We designed a brand and organizational transformation strategy focused on community and employee engagement. This included a new vision and mission, a detailed set of guidelines for organizational change, tools for employees to use in implementing the strategy, and engaging stakeholders in a new way. Our recommendations included four key pillars of change: Engage Communities, Implement New Solutions, Partner for Greater Impact, and Track Progress, each of which had an internal and external focus. A new name was also necessary. After serious deliberations, we suggested the Boston Planning & Development Agency, or BPDA, not merely to distance the agency from its BRA history, but to describe more accurately what it is and does. To accompany this, we developed a new brand identity—from logo, and brand guidelines through to a storytelling video, photography, and document templates.

Results

The BPDA was introduced by the Mayor at his annual Chamber of Commerce speech in 2016, and the organization has already begun implementing the designed brand and organizational strategy. Employees are leading distinct work streams to drive engagement in new ways, create new avenues to partner with the public, and communicate the agency’s impact across a variety of channels.

When employees present the BPDA’s work, they emphasize how it will help the community better “live, work, and connect.” More open and transparent, they now highlight not just square footage and cost, but how many new affordable housing units a building will add, how many construction jobs it will create and how it will enable sustainable transportation. The BPDA now offers public tours, in their own space, of their model of the City of Boston (1:40 inch scale), as well as walking tours of new major developments in planning process, such as the L Street Edison Power Plant.

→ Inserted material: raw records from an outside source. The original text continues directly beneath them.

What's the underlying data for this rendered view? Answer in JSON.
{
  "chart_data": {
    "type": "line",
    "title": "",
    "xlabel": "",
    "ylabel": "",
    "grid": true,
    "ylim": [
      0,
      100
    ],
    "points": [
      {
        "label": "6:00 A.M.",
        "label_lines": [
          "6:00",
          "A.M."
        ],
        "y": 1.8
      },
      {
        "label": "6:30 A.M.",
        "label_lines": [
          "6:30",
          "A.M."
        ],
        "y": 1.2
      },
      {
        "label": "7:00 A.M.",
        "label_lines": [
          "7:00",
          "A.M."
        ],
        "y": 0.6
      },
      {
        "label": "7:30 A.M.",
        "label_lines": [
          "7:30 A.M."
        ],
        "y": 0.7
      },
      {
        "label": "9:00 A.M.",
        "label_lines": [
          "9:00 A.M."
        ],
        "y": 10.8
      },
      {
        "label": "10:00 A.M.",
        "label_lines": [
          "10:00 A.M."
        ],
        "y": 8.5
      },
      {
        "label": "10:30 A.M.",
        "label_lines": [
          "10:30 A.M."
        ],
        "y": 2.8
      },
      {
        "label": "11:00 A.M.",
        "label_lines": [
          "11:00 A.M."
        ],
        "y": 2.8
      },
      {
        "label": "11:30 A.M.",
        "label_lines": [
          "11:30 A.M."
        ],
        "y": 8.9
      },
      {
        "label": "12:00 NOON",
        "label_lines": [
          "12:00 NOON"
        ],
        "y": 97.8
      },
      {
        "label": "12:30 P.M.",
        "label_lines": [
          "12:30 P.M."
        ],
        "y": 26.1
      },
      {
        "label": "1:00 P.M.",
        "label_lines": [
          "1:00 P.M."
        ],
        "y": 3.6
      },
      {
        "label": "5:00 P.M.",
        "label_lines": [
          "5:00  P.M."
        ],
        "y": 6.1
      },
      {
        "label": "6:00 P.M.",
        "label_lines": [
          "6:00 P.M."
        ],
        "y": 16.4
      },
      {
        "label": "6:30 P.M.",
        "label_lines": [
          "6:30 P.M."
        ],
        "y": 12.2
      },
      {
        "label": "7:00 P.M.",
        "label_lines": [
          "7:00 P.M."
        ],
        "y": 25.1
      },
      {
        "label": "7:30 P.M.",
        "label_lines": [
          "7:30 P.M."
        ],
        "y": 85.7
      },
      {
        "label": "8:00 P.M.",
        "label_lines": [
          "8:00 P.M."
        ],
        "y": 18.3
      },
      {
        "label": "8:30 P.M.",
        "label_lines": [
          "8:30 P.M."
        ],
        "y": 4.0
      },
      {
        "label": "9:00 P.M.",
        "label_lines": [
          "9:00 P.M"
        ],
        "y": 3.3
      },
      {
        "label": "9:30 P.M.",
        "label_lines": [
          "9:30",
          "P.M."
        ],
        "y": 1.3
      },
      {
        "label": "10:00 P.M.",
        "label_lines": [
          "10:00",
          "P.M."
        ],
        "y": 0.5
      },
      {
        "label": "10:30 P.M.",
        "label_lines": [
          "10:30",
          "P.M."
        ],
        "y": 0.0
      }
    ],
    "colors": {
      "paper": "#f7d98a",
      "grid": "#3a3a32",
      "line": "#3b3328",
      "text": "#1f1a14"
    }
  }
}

The agency’s employees are using the tools we provided to create pilot programs across the organization. These cross-functional pilot teams are meeting regularly to find ways to serve the community better. Mayor Walsh recently presented innovation excellence awards to three employees for their web-based Property Management Solution project—a project which began before our involvement—which allows the BPDA to manage, in an effective and digital manner, its leases.

From our experience, we know that serious organizational change takes time, but it’s clear that the BPDA is building a new organization for the 21st century.